Internal and Mixed O rigins of Incorrect B eliefs
I have just dropped a hammer and a pigeon feather simultaneously and from the same height. You won't be at all surprised to learn that the hammer reached the ground first. This result squares with our expectations about motion through the air. In the summer of 1971, Apollo is flew to the Moon. Standing on the Moon's virtually airless surface, astronaut David R. Scott simultaneously, and from the same height, dropped a hammer from his right hand and a falcon feather from his left. They both landed at the same time. This result flies in the face of normal understanding about motion, which we develop by integrating years of experience with moving objects.
Most of the information we get from various media and from our own reasoning, and the raw data about the natural world we get from our senses, doesn't just sit in our brains as isolated facts. Rather, we evaluate the new information by using both our common sense and the facts we've accumulated about related topics. If we choose to accept the new data as correct, either because we respect its source or because our reasoning tells us to, then we start incorporating it into our understanding of the natural world.
Let's consider how a few pieces of a typical model of the solar system develop. Children are told that the Earth orbits the Sun. Trusting the source of that information rather than their own perception that the Sun orbits the Earth, they incorporate the Sun-centered belief into their fledgling world views about the Earth and other astronomical bodies. Learning that there are other planets, children typically extrapolate that they also orbit the Sun.
Now consider a new piece of information: planets have been discovered near other stars (which is true). Generalizing from the above model of the solar system, you would expect that those extrasolar planets orbit their stars and not vice versa. If I suggest that, as is likely, many of these newly discovered planets have as-yet-undiscovered companion planets, you would expect that the companions orbit their stars too. If any new planets are found at distances from their stars where water can be liquid, then we might reasonably anticipate that life exists on such worlds. In sum, we take in new information and, using what we know, fit it into our world views, thereby creating a deeper and richer understanding of the natural world.

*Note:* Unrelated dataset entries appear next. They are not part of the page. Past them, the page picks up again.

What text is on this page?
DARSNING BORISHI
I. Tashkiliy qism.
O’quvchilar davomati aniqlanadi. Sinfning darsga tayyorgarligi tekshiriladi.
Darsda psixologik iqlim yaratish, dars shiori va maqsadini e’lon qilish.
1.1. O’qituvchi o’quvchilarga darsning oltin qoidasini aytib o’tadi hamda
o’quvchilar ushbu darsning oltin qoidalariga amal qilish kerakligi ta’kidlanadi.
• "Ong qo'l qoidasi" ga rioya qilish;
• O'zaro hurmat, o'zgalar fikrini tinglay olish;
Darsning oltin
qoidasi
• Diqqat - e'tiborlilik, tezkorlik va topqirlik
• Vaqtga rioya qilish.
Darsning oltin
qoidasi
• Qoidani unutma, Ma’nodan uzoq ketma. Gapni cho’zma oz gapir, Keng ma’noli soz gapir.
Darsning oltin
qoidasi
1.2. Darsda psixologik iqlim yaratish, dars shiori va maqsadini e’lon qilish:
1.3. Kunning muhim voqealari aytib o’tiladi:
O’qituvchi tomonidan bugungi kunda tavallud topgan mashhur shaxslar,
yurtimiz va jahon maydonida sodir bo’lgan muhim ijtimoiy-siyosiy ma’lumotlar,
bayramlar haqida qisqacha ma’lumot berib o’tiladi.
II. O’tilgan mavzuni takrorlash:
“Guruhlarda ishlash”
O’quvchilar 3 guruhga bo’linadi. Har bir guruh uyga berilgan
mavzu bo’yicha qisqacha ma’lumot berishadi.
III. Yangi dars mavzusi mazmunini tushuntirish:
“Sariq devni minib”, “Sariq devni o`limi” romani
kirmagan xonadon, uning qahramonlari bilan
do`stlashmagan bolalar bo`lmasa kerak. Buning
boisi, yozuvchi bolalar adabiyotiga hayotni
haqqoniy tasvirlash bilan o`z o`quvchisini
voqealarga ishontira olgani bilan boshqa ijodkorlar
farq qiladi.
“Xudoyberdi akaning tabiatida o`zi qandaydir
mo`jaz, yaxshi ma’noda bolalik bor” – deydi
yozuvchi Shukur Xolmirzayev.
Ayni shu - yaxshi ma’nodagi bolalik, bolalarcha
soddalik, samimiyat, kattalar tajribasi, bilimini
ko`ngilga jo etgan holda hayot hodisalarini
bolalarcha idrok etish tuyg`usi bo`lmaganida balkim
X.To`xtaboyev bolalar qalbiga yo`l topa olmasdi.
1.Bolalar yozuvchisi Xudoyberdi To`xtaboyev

Unfortunately, the same thing happens when you accept incorrect information as correct. You use it to build or elaborate on your model of the natural world. For example, you probably have read or seen the statement that black holes are doorways or entrances to tunnels that connect far-flung places in the universe. This is a common construct in science fiction. If you accept it as true, then you can come to several conclusions about space travel that are inconsistent with the existing laws of physics. For instance, you might conclude that when we find such black holes, we will be able to use them to travel faster than the speed of light and thereby traverse vast distances in our galaxy in hours or days, whereas such travel in regular space would take thousands of years. You might also conclude that it is possible to enter a black hole and survive. Neither of these beliefs has a basis in our understanding of the physics of black holes. But once you accept them, you are open to believing other ideas based on them: aliens have visited the Earth from faraway worlds by traveling through black holes and thereby avoiding the long travel times through normal space. If you had been skeptical about the presence of aliens on Earth because you doubted they could get here quickly, then believing in travel between black holes will help you justify believing aliens have been, or are, here.
Once we take in any information and incorporate it into our world views, we own it. Whether the data came from others, as discussed in the previous chapter, or from our own senses, it eventually becomes part of us and is our responsibility as our minds process and use it. This chapter explores how we take in information—whether preprocessed by others or fresh from the natural world—and manipulate it to come up with wrong conclusions.